Analysts see growth potential in Nigeria’s insurance sector
Analysts from Standard & Poor’s (S&P’s) Rating Services says the Nigerian insurance sector is confronted with significant challenges that must be confronted for the sector to achieve its growth potential.
“There is potential for growth, but the industry needs to overcome significant challenges to achieve this,” said the S&P analysts.
S&P report on Nigeria’s property/casualty (P/C) insurance sector assessment, says it considers growth prospects for the insurance sector neutral because the industry barely maintains pace with real economic growth and sees limited evidence of increased insurance penetration.
According to the Agency, though the Property and Casualty Insurance business in Nigeria also called general business faces high risks of low levels of per capita income, heightened political tension, low levels of economic development outside the oil sector, significant infrastructure shortfalls, and weak institutions, the sector is comparable with other markets like Ghana and Tunisia.
Industry Risk: Moderate
In our opinion, insurance industry risks are moderate. This reflects good historical and prospective profitability, although fraud and corruption have the potential to cause volatility.
Return on equity (Neutral)
Based on historical data, we estimate return on equity to be around 10 percent, which is modest compared with similar developing markets, but high compared with the global average. However, we estimate that the combined ratio is high at about 100 percent. (Lower combined ratios indicate better profitability.
A combined ratio of greater than 100 percent signifies an underwriting loss.) In our view, profitability therefore relies on investment performance and these accounts for the high volatility in returns over the past five years. The sector recorded significantly stronger returns in 2007 and 2008, when it derived investment gains from the then-booming Nigerian stock exchange.
After the 2009 domestic banking crisis and a sharp fall in the local stock exchange, returns moderated to around 9 percent, in line with investment returns. We anticipate that industry returns will remain volatile due to the limited size of the capital markets, combined with concentrated insurance risks and the competitive market.
Product risk (Negative)
In our view, product risks could trigger volatility in profit levels. Product risk is exacerbated by the strong likelihood that fraud could affect settlements, reflecting the weak judicial institutions; poor underwriting skills across the sector; and low wealth levels, which increase the likelihood that retail customers will allow their policies to lapse. On a more positive note, exposure to natural catastrophe risk is only modest.
Barriers to entry (Neutral)
The sector is regulated by the National Insurance Commission (NAICOM). NAICOM imposes basic rules to establish a local company–including minimum capital requirements, which are relatively high compared to peer markets–and examines the particulars of the board of directors and management.

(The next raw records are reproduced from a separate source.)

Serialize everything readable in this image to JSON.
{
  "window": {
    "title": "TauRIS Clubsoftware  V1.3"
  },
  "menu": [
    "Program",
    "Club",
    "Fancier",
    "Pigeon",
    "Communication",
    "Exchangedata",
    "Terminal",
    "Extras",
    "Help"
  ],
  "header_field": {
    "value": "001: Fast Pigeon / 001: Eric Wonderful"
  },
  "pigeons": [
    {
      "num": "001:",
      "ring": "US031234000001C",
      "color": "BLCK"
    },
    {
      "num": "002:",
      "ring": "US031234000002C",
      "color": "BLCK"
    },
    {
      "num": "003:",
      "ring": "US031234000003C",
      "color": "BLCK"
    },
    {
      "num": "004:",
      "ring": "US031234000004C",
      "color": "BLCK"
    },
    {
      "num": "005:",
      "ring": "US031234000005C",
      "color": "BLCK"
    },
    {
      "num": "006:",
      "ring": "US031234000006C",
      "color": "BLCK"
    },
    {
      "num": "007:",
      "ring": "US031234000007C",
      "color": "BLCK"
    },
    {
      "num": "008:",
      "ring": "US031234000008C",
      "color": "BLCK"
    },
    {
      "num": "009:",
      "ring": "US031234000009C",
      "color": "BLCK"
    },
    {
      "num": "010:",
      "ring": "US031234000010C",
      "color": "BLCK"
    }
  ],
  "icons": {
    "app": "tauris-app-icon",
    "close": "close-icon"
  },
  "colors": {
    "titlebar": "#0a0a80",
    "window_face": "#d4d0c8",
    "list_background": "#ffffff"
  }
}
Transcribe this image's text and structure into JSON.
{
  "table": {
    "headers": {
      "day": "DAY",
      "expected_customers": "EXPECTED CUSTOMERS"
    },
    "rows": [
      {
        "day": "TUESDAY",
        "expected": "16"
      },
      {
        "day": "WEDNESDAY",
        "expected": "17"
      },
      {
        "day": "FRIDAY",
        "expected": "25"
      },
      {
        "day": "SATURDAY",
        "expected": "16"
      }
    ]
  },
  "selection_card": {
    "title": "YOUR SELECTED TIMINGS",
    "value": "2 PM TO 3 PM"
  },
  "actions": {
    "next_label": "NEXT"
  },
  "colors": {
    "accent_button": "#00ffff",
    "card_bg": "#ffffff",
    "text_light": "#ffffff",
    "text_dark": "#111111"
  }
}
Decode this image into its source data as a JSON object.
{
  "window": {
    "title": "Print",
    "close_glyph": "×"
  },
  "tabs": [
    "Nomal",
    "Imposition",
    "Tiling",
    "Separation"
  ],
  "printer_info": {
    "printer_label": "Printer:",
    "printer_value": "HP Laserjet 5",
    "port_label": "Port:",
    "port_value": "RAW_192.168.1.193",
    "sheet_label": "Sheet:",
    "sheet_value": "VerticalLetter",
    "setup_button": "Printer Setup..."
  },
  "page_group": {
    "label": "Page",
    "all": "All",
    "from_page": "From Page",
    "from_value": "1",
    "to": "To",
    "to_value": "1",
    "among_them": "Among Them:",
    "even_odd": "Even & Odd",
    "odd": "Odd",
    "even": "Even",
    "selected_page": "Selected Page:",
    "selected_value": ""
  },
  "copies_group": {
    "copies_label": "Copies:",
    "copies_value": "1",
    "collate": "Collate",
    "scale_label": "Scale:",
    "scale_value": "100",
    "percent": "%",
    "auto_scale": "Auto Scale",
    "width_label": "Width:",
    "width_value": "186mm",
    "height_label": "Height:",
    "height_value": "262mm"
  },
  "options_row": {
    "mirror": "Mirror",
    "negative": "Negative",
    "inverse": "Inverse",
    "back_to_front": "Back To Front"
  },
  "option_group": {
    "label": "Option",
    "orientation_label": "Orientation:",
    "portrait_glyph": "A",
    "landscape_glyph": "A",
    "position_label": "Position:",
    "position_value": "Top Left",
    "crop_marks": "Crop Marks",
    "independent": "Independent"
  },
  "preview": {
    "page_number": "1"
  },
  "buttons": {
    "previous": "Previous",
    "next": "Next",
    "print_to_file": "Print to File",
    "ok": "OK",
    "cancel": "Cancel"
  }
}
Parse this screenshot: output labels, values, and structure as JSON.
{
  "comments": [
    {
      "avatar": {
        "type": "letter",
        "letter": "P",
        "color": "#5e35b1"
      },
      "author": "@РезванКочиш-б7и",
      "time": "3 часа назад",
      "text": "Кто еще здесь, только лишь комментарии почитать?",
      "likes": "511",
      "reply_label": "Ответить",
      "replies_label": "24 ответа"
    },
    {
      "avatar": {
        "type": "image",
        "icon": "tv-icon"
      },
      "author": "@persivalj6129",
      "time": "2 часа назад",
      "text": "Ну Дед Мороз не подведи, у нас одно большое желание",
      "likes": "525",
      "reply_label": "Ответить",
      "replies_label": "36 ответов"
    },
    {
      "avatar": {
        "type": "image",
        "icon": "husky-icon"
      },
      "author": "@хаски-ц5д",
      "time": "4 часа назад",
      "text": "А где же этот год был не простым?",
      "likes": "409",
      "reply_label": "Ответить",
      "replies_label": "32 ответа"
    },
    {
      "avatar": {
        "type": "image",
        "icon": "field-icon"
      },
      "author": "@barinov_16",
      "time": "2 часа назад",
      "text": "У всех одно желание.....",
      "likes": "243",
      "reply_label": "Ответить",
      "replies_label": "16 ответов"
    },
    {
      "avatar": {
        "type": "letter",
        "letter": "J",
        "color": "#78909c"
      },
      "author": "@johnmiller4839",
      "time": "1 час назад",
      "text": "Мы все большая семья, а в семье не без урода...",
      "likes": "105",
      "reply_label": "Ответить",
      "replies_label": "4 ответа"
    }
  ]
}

The regulator limits foreign ownership in Nigerian insurers to 40 percent of total equity, although we believe there is some flexibility around this. Barriers to entry to the Nigerian property and casualty market have a neutral effect on our rating analysis. We view both regulatory and operational barriers as moderate. Operational barriers are limited by the small size and relatively fragmented nature of the local market.